PGE2 is a key mediator of pain and inflammation and has its effect through binding to the EP4 receptor. Grapiprant directly and specifically blocks the EP4 receptor, and therefore blocks PGE2‐elicited pain and inflammation. An EP4 PRA, such as grapiprant, which has been demonstrated to provide relief from arthritic pain in canine clinical patients, acts without affecting the synthesis and widespread activity of PGE2 and other prostanoids.

Safety studies in laboratory dogs have demonstrated an excellent safety profile, and a wide safety margin, and this has been confirmed in two large field effectiveness studies in dogs with OA (Rausch‐Derra et al. 2015a,b).

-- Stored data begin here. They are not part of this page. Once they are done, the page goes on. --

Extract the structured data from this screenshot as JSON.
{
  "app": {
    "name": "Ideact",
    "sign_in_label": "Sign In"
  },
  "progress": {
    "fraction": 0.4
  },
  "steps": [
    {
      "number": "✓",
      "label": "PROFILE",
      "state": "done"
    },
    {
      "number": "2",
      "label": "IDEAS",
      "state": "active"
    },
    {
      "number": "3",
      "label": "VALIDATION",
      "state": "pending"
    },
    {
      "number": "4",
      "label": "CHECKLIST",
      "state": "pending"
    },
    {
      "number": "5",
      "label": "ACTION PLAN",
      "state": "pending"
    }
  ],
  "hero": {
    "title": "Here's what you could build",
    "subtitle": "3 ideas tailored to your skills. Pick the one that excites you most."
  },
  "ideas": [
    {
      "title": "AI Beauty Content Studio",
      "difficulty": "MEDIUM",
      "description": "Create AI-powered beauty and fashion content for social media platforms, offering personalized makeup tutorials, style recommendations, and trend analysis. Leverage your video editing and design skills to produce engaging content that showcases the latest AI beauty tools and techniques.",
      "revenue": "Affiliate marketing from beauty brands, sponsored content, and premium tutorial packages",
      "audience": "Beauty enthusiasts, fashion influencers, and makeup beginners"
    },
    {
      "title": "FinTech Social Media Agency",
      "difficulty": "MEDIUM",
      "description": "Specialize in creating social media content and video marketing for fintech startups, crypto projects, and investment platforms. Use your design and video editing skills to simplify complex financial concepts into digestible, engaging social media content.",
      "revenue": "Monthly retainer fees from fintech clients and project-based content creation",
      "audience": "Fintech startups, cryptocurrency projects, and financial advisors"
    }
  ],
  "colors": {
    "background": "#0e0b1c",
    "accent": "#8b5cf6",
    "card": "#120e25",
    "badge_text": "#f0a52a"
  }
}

The relative lack of toxic effects with grapiprant compared to those that have been reported in dogs treated with COX‐inhibiting NSAIDs is consistent with grapiprant's unique mechanism of action, although until FDA review and approval, claims of safety and effectiveness cannot be made. Grapiprant may offer a more targeted, and potentially better tolerated, method of pain management in dogs with OA.

Conflicts of interest

At the time of writing, all authors were employees of Aratana Therapeutics, Inc., Kansas City, KS, USA At the time of publication, KK Shaw will be a full time employee of Animal Surgical Clinic of Seattle; Seattle, WA, USA and a paid consultant for Aratana Therapeutics, Inc.

Acknowledgement

We would like to acknowledge the scientists at RaQualia who pioneered basic research and development of EP4 PRAs.